What is the energy E(photon) of the photon?

Where do I start with this problem? Do I use wavelength=h/p??? if so where do these values fit in?

[Nathaniel John 2E]

Hello! For this question you would just need to use the E=hc/(wavelength) formula. This is because it involves the energy of a photon, which has no resting mass. This calculation would provide the energy of a photon.

Hope this helps!

[Maia V 1L]

You'd use c=wavelength x frequency to find the frequency first, then you can plug the frequency into E=hv to determine the energy.

[Grace Chang 1E]

Hello!

For the energy of the photon, you use the equation: E=(frequency)(Planck's constant). Since they say that you're using a wavelength of 2.6 μm, use this information + the equation c=(wavelength)(frequency) to find the frequency for the first equation mentioned.

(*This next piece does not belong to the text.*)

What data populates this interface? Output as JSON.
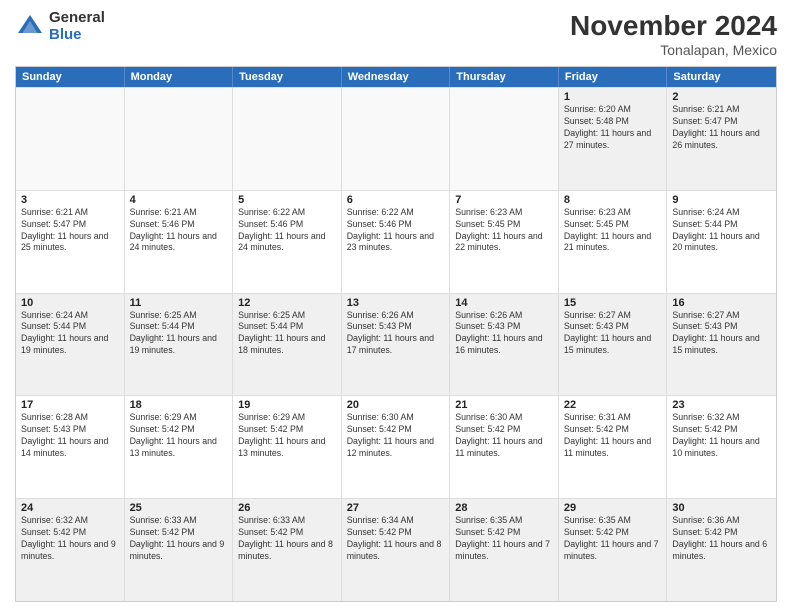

For the energy of the electron, you use the equation: E=1/2mv^2

[805812306]

If you are trying to find the energy of the photon corresponding to this wavelength, you would not need to use the De Broglie equation. I would do the following:

Using the speed of light = wavelength X frequency equation, determine the frequency of a photon moving at this wavelength. Then you can plug this value into the energy of a photon = Planck's Constant X frequency equation to determine this value.

I do not believe you can use the De Broglie equation because photons do not have mass, as far as we know.

[erud]

Hi! you would use c=f(lambda), then e=hf